Problem Statement:
You are given array that represents flowerbed, where some plants are placed. You are also given new flowers to be placed.
You need to place the flowers in such a way that they should not be placed adjacent.
You need to return true or false based on if the “n” new flowers can be placed or not.
1 means already flower has been planted.
0 means the place is empty.
Example
Input: flowerbed = [1, 0, 0, 0, 1], n = 1
Output: true
Solution
We can solve this approach by greedy method.
we will place a flower at every empty slot encountered from left to right.
In below code i have explained with example.
Solution in C++
#include<iostream>
#include<vector>
#include<algorithm>
#include<string>
using namespace std;
bool can_place_flowers(vector<int>& flowerbed, int n)
{
int count = 0;
for(int i = 0; i < flowerbed.size() && count < n; i++)
{
// if the flower bed has an empty slot
if(flowerbed[i] == 0)
{
// check if there are 3 empty slots available.
// get next and prev flower bed slot values.
// If i lies at the ends the next and prev are considered as 0.
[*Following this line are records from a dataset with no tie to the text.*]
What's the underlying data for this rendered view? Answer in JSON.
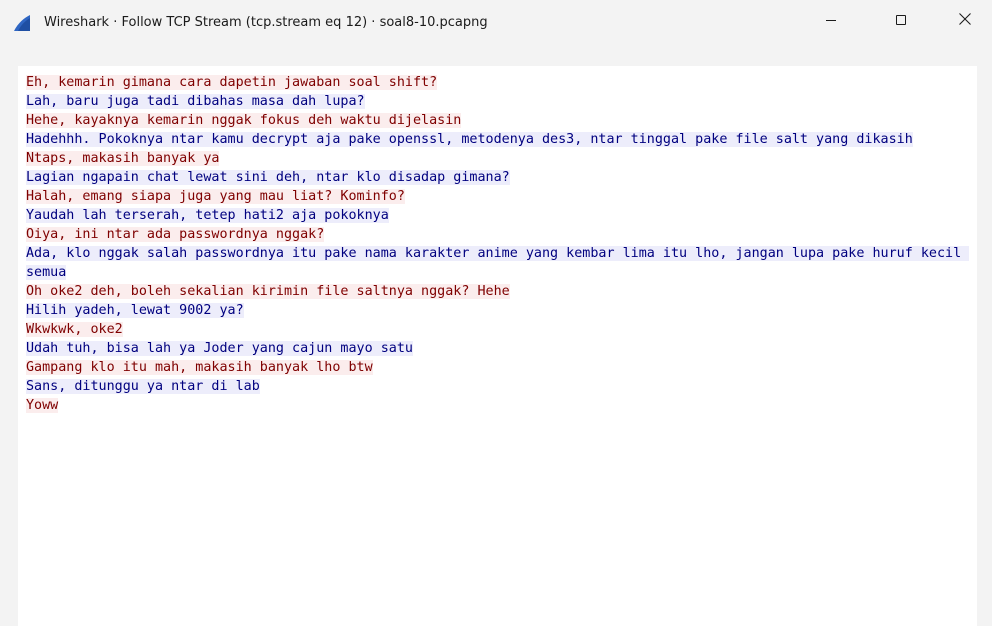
{
  "window": {
    "title": "Wireshark · Follow TCP Stream (tcp.stream eq 12) · soal8-10.pcapng",
    "icon": "wireshark-fin-icon",
    "minimize_icon": "minimize-icon",
    "maximize_icon": "maximize-icon",
    "close_icon": "close-icon"
  },
  "colors": {
    "client_bg": "#fbeded",
    "client_fg": "#7f0000",
    "server_bg": "#ededfb",
    "server_fg": "#00007f",
    "icon_blue": "#2f66c3"
  },
  "stream": {
    "messages": [
      {
        "side": "client",
        "text": "Eh, kemarin gimana cara dapetin jawaban soal shift?"
      },
      {
        "side": "server",
        "text": "Lah, baru juga tadi dibahas masa dah lupa?"
      },
      {
        "side": "client",
        "text": "Hehe, kayaknya kemarin nggak fokus deh waktu dijelasin"
      },
      {
        "side": "server",
        "text": "Hadehhh. Pokoknya ntar kamu decrypt aja pake openssl, metodenya des3, ntar tinggal pake file salt yang dikasih"
      },
      {
        "side": "client",
        "text": "Ntaps, makasih banyak ya"
      },
      {
        "side": "server",
        "text": "Lagian ngapain chat lewat sini deh, ntar klo disadap gimana?"
      },
      {
        "side": "client",
        "text": "Halah, emang siapa juga yang mau liat? Kominfo?"
      },
      {
        "side": "server",
        "text": "Yaudah lah terserah, tetep hati2 aja pokoknya"
      },
      {
        "side": "client",
        "text": "Oiya, ini ntar ada passwordnya nggak?"
      },
      {
        "side": "server",
        "text": "Ada, klo nggak salah passwordnya itu pake nama karakter anime yang kembar lima itu lho, jangan lupa pake huruf kecil semua"
      },
      {
        "side": "client",
        "text": "Oh oke2 deh, boleh sekalian kirimin file saltnya nggak? Hehe"
      },
      {
        "side": "server",
        "text": "Hilih yadeh, lewat 9002 ya?"
      },
      {
        "side": "client",
        "text": "Wkwkwk, oke2"
      },
      {
        "side": "server",
        "text": "Udah tuh, bisa lah ya Joder yang cajun mayo satu"
      },
      {
        "side": "client",
        "text": "Gampang klo itu mah, makasih banyak lho btw"
      },
      {
        "side": "server",
        "text": "Sans, ditunggu ya ntar di lab"
      },
      {
        "side": "client",
        "text": "Yoww"
      }
    ]
  }
}
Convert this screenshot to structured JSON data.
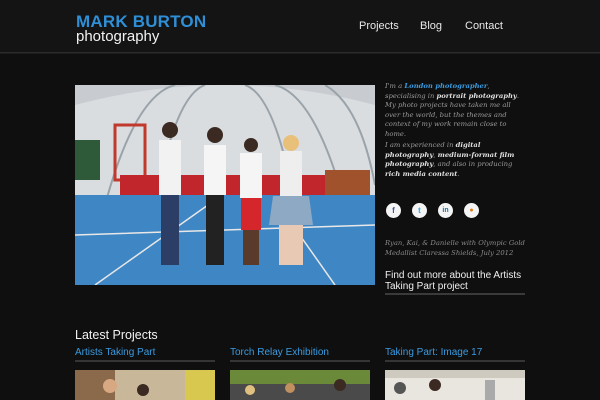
{
  "header": {
    "logo_top": "MARK BURTON",
    "logo_bottom": "photography",
    "nav": [
      {
        "label": "Projects"
      },
      {
        "label": "Blog"
      },
      {
        "label": "Contact"
      }
    ]
  },
  "intro": {
    "p1_a": "I'm a ",
    "p1_link": "London photographer",
    "p1_b": ", specialising in ",
    "p1_bold": "portrait photography",
    "p1_c": ". My photo projects have taken me all over the world, but the themes and context of my work remain close to home.",
    "p2_a": "I am experienced in ",
    "p2_bold1": "digital photography",
    "p2_b": ", ",
    "p2_bold2": "medium-format film photography",
    "p2_c": ", and also in producing ",
    "p2_bold3": "rich media content",
    "p2_d": "."
  },
  "social": [
    {
      "icon": "facebook-icon",
      "glyph": "f",
      "color": "#3b5998"
    },
    {
      "icon": "twitter-icon",
      "glyph": "t",
      "color": "#2fa6de"
    },
    {
      "icon": "linkedin-icon",
      "glyph": "in",
      "color": "#0e76a8"
    },
    {
      "icon": "rss-icon",
      "glyph": "●",
      "color": "#e07a1f"
    }
  ],
  "hero_caption": "Ryan, Kai, & Danielle with Olympic Gold Medallist Claressa Shields, July 2012",
  "find_out": "Find out more about the Artists Taking Part project",
  "latest": {
    "heading": "Latest Projects",
    "projects": [
      {
        "title": "Artists Taking Part"
      },
      {
        "title": "Torch Relay Exhibition"
      },
      {
        "title": "Taking Part: Image 17"
      }
    ]
  }
}
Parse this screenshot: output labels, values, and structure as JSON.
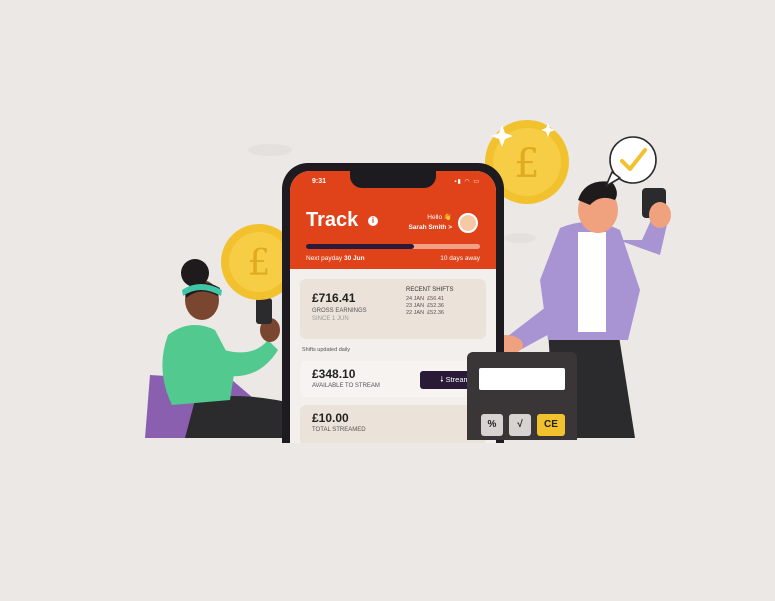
{
  "phone": {
    "status_time": "9:31",
    "title": "Track",
    "info_icon": "i",
    "greeting": "Hello 👋",
    "user_name": "Sarah Smith >",
    "payday_prefix": "Next payday",
    "payday_date": "30 Jun",
    "days_away": "10 days away",
    "progress_fraction": 0.62,
    "gross_amount": "£716.41",
    "gross_label": "GROSS EARNINGS",
    "gross_sub": "SINCE 1 JUN",
    "recent_shifts_title": "RECENT SHIFTS",
    "recent_shifts": [
      {
        "date": "24 JAN",
        "amount": "£56.41"
      },
      {
        "date": "23 JAN",
        "amount": "£52.36"
      },
      {
        "date": "22 JAN",
        "amount": "£52.36"
      }
    ],
    "updated_note": "Shifts updated daily",
    "available_amount": "£348.10",
    "available_label": "AVAILABLE TO STREAM",
    "stream_button": "Stream",
    "streamed_amount": "£10.00",
    "streamed_label": "TOTAL STREAMED"
  },
  "calculator": {
    "keys": [
      "%",
      "√",
      "CE"
    ]
  },
  "coin_symbol": "£",
  "colors": {
    "background": "#ece8e5",
    "accent": "#e0431a",
    "dark": "#2a1a38",
    "coin": "#f2c22e",
    "check": "#f2c22e"
  }
}
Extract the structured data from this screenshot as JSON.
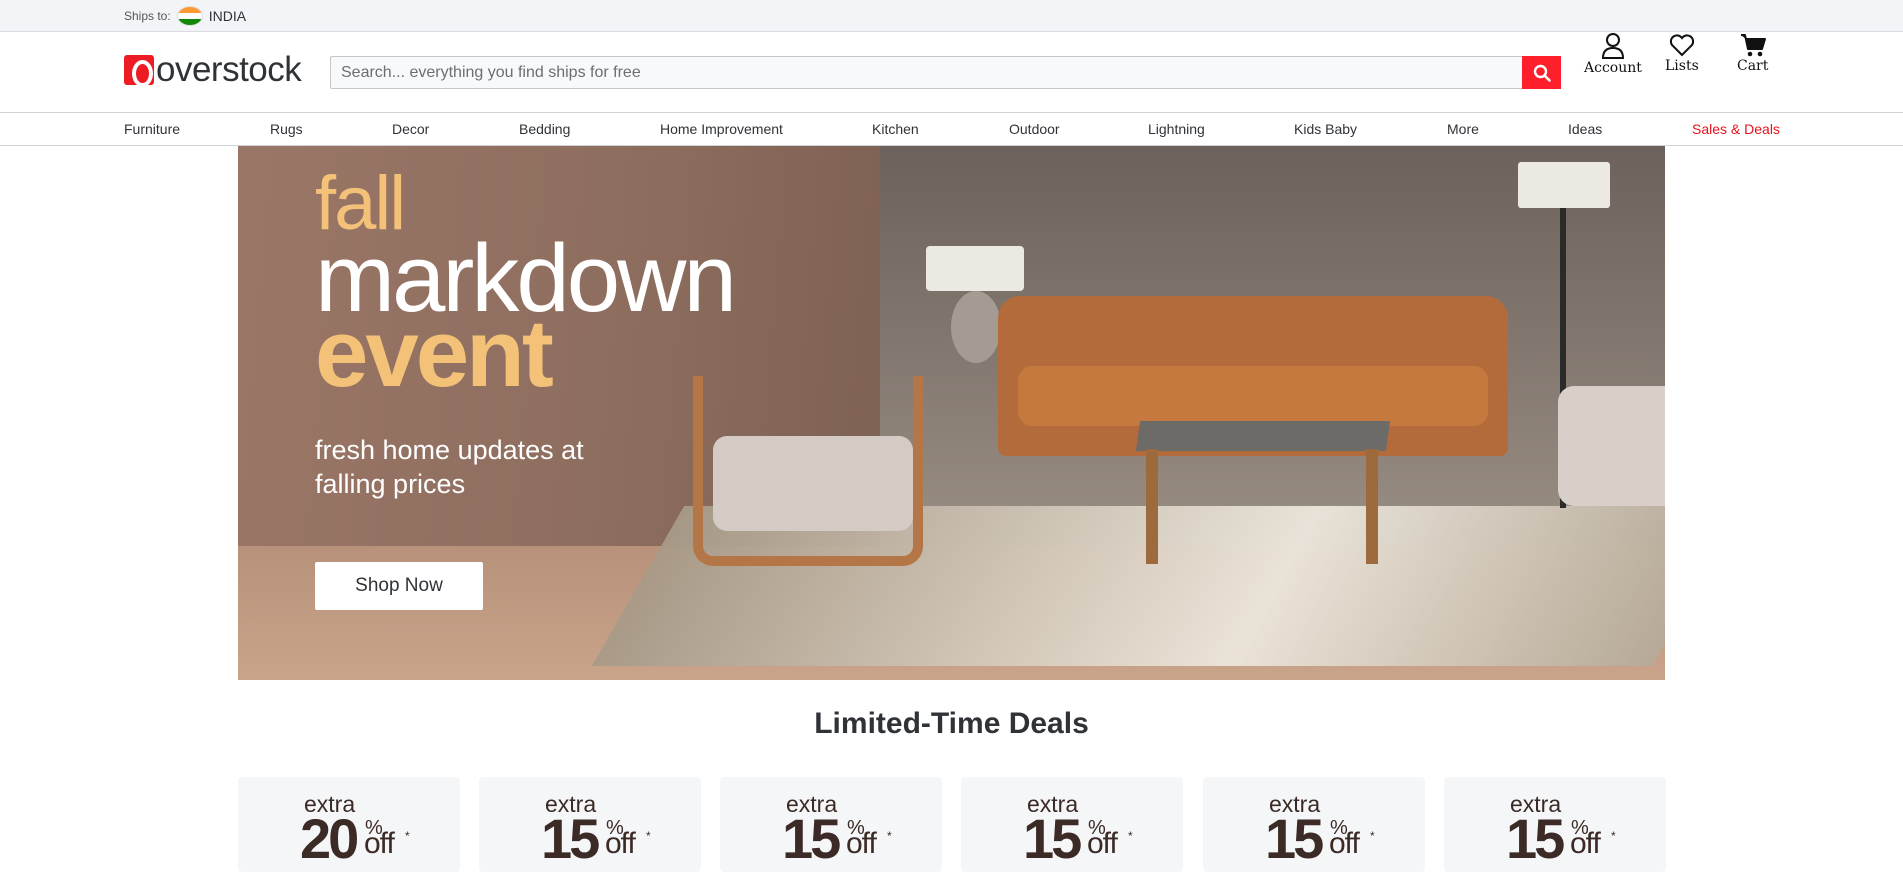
{
  "topbar": {
    "ships_label": "Ships to:",
    "country": "INDIA"
  },
  "header": {
    "logo": "overstock",
    "search_placeholder": "Search... everything you find ships for free",
    "account_label": "Account",
    "lists_label": "Lists",
    "cart_label": "Cart"
  },
  "nav": {
    "items": [
      "Furniture",
      "Rugs",
      "Decor",
      "Bedding",
      "Home Improvement",
      "Kitchen",
      "Outdoor",
      "Lightning",
      "Kids Baby",
      "More",
      "Ideas",
      "Sales & Deals"
    ]
  },
  "hero": {
    "line1": "fall",
    "line2": "markdown",
    "line3": "event",
    "subtitle": "fresh home updates at falling prices",
    "cta": "Shop Now"
  },
  "deals": {
    "title": "Limited-Time Deals",
    "cards": [
      {
        "extra": "extra",
        "percent": "20",
        "symbol": "%",
        "off": "off",
        "asterisk": "*"
      },
      {
        "extra": "extra",
        "percent": "15",
        "symbol": "%",
        "off": "off",
        "asterisk": "*"
      },
      {
        "extra": "extra",
        "percent": "15",
        "symbol": "%",
        "off": "off",
        "asterisk": "*"
      },
      {
        "extra": "extra",
        "percent": "15",
        "symbol": "%",
        "off": "off",
        "asterisk": "*"
      },
      {
        "extra": "extra",
        "percent": "15",
        "symbol": "%",
        "off": "off",
        "asterisk": "*"
      },
      {
        "extra": "extra",
        "percent": "15",
        "symbol": "%",
        "off": "off",
        "asterisk": "*"
      }
    ]
  },
  "colors": {
    "brand_red": "#ff1f2c",
    "deal_text": "#3b2a25",
    "hero_accent": "#f4c179"
  }
}
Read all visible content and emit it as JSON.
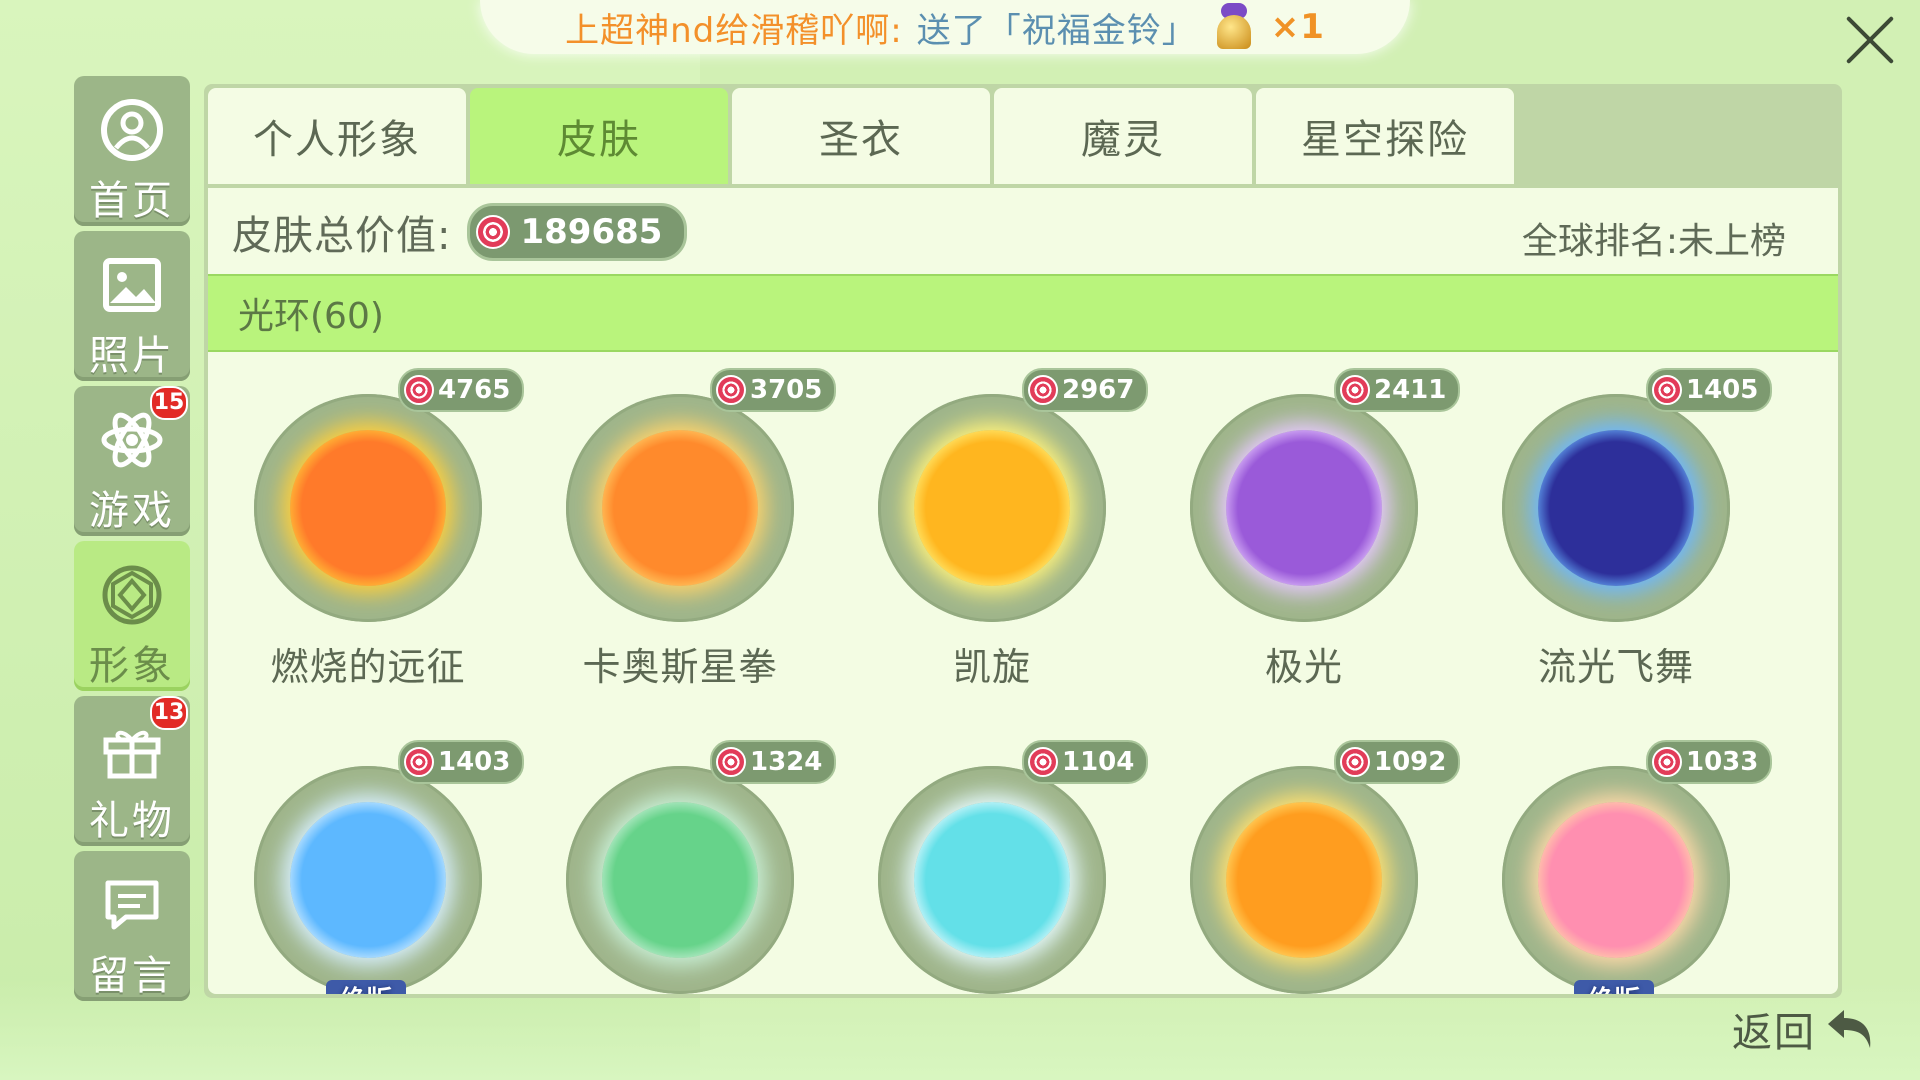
{
  "banner": {
    "sender_text": "上超神nd给滑稽吖啊:",
    "action_text": "送了「祝福金铃」",
    "gift_icon": "golden-bell-icon",
    "count": "×1"
  },
  "sidebar": {
    "items": [
      {
        "label": "首页",
        "icon": "home-profile-icon",
        "badge": ""
      },
      {
        "label": "照片",
        "icon": "photo-icon",
        "badge": ""
      },
      {
        "label": "游戏",
        "icon": "atom-game-icon",
        "badge": "15"
      },
      {
        "label": "形象",
        "icon": "diamond-icon",
        "badge": ""
      },
      {
        "label": "礼物",
        "icon": "gift-icon",
        "badge": "13"
      },
      {
        "label": "留言",
        "icon": "message-icon",
        "badge": ""
      }
    ],
    "active_index": 3
  },
  "tabs": [
    {
      "label": "个人形象"
    },
    {
      "label": "皮肤"
    },
    {
      "label": "圣衣"
    },
    {
      "label": "魔灵"
    },
    {
      "label": "星空探险"
    }
  ],
  "active_tab": 1,
  "summary": {
    "value_label": "皮肤总价值:",
    "total_value": "189685",
    "rank_text": "全球排名:未上榜"
  },
  "section": {
    "title": "光环(60)"
  },
  "items": [
    {
      "name": "燃烧的远征",
      "price": "4765",
      "color_inner": "#ff7a2a",
      "color_outer": "#ffcf3b",
      "tag": ""
    },
    {
      "name": "卡奥斯星拳",
      "price": "3705",
      "color_inner": "#ff8a2c",
      "color_outer": "#ffd36a",
      "tag": ""
    },
    {
      "name": "凯旋",
      "price": "2967",
      "color_inner": "#ffb61f",
      "color_outer": "#fff27a",
      "tag": ""
    },
    {
      "name": "极光",
      "price": "2411",
      "color_inner": "#9a5ad9",
      "color_outer": "#e7c9ff",
      "tag": ""
    },
    {
      "name": "流光飞舞",
      "price": "1405",
      "color_inner": "#2d2f9a",
      "color_outer": "#6cb7ff",
      "tag": ""
    },
    {
      "name": "",
      "price": "1403",
      "color_inner": "#5db8ff",
      "color_outer": "#d8f0ff",
      "tag": "绝版"
    },
    {
      "name": "",
      "price": "1324",
      "color_inner": "#66d38a",
      "color_outer": "#c9f0d7",
      "tag": ""
    },
    {
      "name": "",
      "price": "1104",
      "color_inner": "#63e0e8",
      "color_outer": "#e6fbff",
      "tag": ""
    },
    {
      "name": "",
      "price": "1092",
      "color_inner": "#ff9d1f",
      "color_outer": "#ffe070",
      "tag": ""
    },
    {
      "name": "",
      "price": "1033",
      "color_inner": "#ff8fb0",
      "color_outer": "#ffd9a8",
      "tag": "绝版"
    }
  ],
  "back": {
    "label": "返回",
    "icon": "return-arrow-icon"
  },
  "close": {
    "icon": "close-icon"
  }
}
int next = (i == flowerbed.size() - 1) ? 0 : flowerbed[i + 1];
int prev = (i == 0) ? 0 : flowerbed[i - 1];
if(next == 0 && prev == 0)
{
flowerbed[i] = 1;
count++;
}
}
}
return count == n;
}
int main()
{
vector<int> flowerbed = {1, 0, 0, 0, 1};
int n =1;
if(can_place_flowers(flowerbed, n)){
cout<<"Yes, new flowers can be placed"<<endl;
} else {
cout<<"No, new flowers cannot be placed"<<endl;
}
return 0;
}
Output:
Yes, new flowers can be placed